Oct 26 2008

Parallelize by process

Performing computations in parallel is a popular technique for improving application performance and can be achieved in a number of ways, most commonly by employing threads or by splitting workload in a number of concurrent processes.

Memory usage is often a headache with large dataset computations. While memory optimization is something to be sought after, tracking down memory leaks can become tedious and time consuming. We can decrease the chances of a heavy job running a system's memory dry by coming up with a strategy for fragmenting the job into a number of shorter running processes. By doing so, any memory used by a worker process will be released the moment the process completes.
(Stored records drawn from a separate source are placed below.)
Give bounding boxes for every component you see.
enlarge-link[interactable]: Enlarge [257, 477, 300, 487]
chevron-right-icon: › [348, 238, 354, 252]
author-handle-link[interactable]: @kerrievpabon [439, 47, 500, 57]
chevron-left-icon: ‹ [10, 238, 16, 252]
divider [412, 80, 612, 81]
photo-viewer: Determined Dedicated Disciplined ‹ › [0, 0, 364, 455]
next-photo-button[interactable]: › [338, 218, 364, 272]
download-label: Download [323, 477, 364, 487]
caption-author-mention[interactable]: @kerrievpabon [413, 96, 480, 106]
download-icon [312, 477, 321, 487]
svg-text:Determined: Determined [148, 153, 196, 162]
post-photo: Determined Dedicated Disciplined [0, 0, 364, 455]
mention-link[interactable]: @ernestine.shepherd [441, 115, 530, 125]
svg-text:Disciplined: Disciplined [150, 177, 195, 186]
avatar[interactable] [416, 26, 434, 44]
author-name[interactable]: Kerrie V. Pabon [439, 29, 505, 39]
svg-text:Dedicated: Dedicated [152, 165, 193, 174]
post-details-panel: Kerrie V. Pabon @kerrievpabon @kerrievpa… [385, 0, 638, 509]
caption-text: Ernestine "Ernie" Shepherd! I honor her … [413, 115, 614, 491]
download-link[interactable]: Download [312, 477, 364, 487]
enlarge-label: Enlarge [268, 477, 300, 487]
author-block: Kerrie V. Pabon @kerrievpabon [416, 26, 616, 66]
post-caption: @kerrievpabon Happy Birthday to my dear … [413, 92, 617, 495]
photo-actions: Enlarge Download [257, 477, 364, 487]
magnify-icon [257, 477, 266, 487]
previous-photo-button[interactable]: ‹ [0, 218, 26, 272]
Additionally, we can run job fragments in parallel, allow ourselves to harness the operating system's multi-core capabilities and potentially distribute worker processes over a number of physical hosts and scale out when the need arises. Smaller processes also dictate more manageable chunks of code which are easier to maintain, optimize and test.

Let's look at an example where a job involves fetching a large number of categorized products from various sources and processes them for use by our own application.

class Job
  def perform
    ADDRESSES.each do |address|
      category = load_category(address)
      category.products.each { |product| process(product) }
    end
  end
  
  def process(product)
    #some intensive computation
  end
  
  def load_category(address)
    #load an addressable category dataset
  end
end

Let's assume that the ADDRESSES constant in the example is a list consisting of entries such as example.com/toys, example.com/phones, example.org/guitars, etc. The job fetches the addressable by category product datasets, iterates over the products and performs a long processing operation on each. Supposing that after every possible optimization the job takes three hours to complete, we can at best run the job eight times a day. What happens if the product categories are updated more often than eight times a day and a requirement in order for our application to be successful suggests that it needs to deal with fresh data all the time?
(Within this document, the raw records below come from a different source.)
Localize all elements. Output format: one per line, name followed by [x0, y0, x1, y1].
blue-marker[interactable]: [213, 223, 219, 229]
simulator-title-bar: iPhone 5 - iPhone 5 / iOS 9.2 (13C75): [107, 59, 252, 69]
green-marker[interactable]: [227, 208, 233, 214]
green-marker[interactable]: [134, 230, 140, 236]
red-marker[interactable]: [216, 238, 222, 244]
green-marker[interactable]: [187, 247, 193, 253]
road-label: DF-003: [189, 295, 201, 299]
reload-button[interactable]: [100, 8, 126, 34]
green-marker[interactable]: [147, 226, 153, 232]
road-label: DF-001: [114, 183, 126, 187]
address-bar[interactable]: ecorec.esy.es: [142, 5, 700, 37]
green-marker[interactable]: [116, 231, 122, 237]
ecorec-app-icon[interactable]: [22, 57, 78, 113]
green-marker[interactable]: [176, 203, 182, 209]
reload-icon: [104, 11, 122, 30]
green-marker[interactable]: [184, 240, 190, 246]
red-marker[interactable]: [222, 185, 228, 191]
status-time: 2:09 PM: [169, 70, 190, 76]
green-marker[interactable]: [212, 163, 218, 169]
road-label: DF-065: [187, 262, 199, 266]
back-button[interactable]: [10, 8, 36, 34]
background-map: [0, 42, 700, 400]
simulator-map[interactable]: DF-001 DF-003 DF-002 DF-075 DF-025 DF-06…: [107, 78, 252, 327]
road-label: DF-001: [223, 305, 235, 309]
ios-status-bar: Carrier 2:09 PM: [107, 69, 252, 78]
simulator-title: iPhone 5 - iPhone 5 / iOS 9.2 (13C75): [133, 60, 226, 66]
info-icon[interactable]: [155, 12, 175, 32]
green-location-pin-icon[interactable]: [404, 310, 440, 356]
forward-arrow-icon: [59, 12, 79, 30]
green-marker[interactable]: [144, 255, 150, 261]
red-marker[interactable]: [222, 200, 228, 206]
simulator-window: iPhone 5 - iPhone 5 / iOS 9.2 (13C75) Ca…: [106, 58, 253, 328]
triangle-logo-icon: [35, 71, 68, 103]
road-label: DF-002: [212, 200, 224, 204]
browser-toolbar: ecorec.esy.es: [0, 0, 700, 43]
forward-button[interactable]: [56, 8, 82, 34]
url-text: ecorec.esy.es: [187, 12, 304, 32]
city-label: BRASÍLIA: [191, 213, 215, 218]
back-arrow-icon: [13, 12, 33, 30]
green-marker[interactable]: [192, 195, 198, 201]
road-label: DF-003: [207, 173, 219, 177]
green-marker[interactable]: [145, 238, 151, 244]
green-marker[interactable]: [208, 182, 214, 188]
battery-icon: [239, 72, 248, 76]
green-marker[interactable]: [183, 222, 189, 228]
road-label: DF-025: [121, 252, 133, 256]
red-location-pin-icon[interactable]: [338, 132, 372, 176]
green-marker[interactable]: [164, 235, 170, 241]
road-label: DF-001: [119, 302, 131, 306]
One natural split can involve creating a worker process for each address entry. We can do so by extracting the majority of the code from the Job class into a Worker class meant to run as a standalone process.

class Worker
  def self.process_category(address)
    category = load_category(address)
    category.products.each { |product| process(product) }
  end
  
  def self.process(product)
    #some intensive computation
  end
  
  def self.load_category(address)
    #load an addressable category dataset
  end
end

Worker.process_category(ARGV[0]) if ARGV.size == 1

Each worker will operate on a significantly smaller dataset and will complete much faster than the initial long running job. Any memory used by each worker will be immediately released the moment the process finishes execution.
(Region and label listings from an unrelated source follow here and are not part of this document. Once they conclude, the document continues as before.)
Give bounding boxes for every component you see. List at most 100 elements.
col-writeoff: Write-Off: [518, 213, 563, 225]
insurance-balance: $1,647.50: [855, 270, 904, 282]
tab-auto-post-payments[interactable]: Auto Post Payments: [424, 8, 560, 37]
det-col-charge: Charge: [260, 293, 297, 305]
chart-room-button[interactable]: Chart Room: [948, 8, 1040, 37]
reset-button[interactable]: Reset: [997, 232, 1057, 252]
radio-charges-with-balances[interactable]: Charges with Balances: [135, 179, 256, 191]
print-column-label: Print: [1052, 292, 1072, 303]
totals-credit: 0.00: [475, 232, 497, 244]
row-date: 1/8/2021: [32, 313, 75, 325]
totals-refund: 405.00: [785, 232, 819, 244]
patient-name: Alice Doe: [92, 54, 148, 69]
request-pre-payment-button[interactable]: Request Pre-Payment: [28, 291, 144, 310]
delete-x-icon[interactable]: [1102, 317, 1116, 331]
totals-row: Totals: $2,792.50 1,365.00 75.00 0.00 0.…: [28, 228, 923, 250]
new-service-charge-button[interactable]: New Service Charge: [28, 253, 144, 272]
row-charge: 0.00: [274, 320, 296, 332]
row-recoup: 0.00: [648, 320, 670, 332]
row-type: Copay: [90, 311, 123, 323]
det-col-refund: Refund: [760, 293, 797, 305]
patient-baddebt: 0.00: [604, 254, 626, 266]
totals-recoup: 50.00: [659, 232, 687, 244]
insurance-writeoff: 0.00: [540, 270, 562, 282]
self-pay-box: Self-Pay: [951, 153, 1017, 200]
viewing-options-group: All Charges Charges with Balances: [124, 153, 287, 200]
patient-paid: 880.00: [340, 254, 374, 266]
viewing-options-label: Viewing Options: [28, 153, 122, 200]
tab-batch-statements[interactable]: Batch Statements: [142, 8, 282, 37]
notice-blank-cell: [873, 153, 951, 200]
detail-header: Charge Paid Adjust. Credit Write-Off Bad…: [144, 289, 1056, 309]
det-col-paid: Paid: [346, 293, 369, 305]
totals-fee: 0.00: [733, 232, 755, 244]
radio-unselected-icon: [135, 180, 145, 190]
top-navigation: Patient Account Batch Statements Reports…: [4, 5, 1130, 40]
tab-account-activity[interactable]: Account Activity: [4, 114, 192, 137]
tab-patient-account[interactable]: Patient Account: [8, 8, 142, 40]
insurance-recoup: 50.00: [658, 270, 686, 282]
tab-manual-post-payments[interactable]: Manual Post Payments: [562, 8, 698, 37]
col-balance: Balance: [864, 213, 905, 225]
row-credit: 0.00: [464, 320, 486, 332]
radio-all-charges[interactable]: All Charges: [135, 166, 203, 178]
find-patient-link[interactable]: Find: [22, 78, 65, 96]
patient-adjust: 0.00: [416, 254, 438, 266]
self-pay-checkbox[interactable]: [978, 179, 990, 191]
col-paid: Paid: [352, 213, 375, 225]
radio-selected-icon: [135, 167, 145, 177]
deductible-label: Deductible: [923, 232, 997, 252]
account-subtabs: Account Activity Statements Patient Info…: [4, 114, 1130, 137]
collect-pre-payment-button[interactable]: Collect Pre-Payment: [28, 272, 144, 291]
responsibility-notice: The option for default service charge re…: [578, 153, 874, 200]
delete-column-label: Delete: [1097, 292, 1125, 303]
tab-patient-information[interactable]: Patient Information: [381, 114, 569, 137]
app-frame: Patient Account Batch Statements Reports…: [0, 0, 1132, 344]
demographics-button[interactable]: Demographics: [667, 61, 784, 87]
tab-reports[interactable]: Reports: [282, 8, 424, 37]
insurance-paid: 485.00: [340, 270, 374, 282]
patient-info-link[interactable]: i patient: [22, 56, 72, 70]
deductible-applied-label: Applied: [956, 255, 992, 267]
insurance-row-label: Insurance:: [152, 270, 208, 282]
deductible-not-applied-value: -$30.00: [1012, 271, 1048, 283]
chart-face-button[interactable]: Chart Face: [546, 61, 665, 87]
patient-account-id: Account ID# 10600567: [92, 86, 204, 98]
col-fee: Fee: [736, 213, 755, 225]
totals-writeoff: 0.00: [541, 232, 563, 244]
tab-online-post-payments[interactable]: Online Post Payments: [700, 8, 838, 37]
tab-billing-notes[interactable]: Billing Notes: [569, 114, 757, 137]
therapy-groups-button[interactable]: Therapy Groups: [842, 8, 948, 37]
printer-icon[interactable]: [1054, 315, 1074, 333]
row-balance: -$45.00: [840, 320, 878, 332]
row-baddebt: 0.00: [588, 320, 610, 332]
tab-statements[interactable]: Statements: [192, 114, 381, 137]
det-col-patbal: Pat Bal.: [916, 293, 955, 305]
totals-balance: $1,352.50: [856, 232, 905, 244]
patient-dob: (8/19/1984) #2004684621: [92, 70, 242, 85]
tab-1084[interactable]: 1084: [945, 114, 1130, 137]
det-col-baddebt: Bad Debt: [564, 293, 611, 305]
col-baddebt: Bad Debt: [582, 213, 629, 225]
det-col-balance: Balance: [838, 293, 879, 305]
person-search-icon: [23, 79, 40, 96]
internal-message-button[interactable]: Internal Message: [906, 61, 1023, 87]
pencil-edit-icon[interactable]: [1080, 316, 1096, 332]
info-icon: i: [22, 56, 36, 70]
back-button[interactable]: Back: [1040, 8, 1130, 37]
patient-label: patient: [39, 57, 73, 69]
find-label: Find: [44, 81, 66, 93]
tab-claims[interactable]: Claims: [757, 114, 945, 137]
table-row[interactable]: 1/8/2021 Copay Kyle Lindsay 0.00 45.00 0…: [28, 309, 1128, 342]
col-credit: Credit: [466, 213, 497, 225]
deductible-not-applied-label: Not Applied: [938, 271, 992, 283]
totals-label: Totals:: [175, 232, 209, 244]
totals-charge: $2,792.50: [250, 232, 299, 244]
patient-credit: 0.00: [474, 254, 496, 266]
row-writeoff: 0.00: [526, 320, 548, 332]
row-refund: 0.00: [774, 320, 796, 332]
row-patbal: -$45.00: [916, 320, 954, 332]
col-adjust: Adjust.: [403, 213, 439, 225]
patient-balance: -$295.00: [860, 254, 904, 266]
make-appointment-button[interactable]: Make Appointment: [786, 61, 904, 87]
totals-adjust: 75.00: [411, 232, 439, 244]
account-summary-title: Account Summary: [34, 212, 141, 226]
After the latest change, Job can take on the role of instrumenting the worker processes. We start by only allowing an arbitrary maximum number of concurrent workers, three in this case.

require "thread"

class Job
  def initialize
    @worker_count, @mutex = 3, Mutex.new
  end

  def perform
    ADRESSESES.each do |address|
      sleep 0.1 until @worker_count > 0
      @worker_count -= 1
      Thread.new do
        system("ruby worker.rb #{address}")
        @mutex.synchronize {@worker_count += 1}
      end
    end
  end
end

At this point it is a good idea to run the job and monitor the time it takes for it to complete while also measuring system resource usage. This way we can determine the optimal number of concurrent worker processes based on the system's specs. Once available resources have been exhausted and both Job and Worker have been sufficiently optimized, we can start thinking about running workers on separate physical nodes.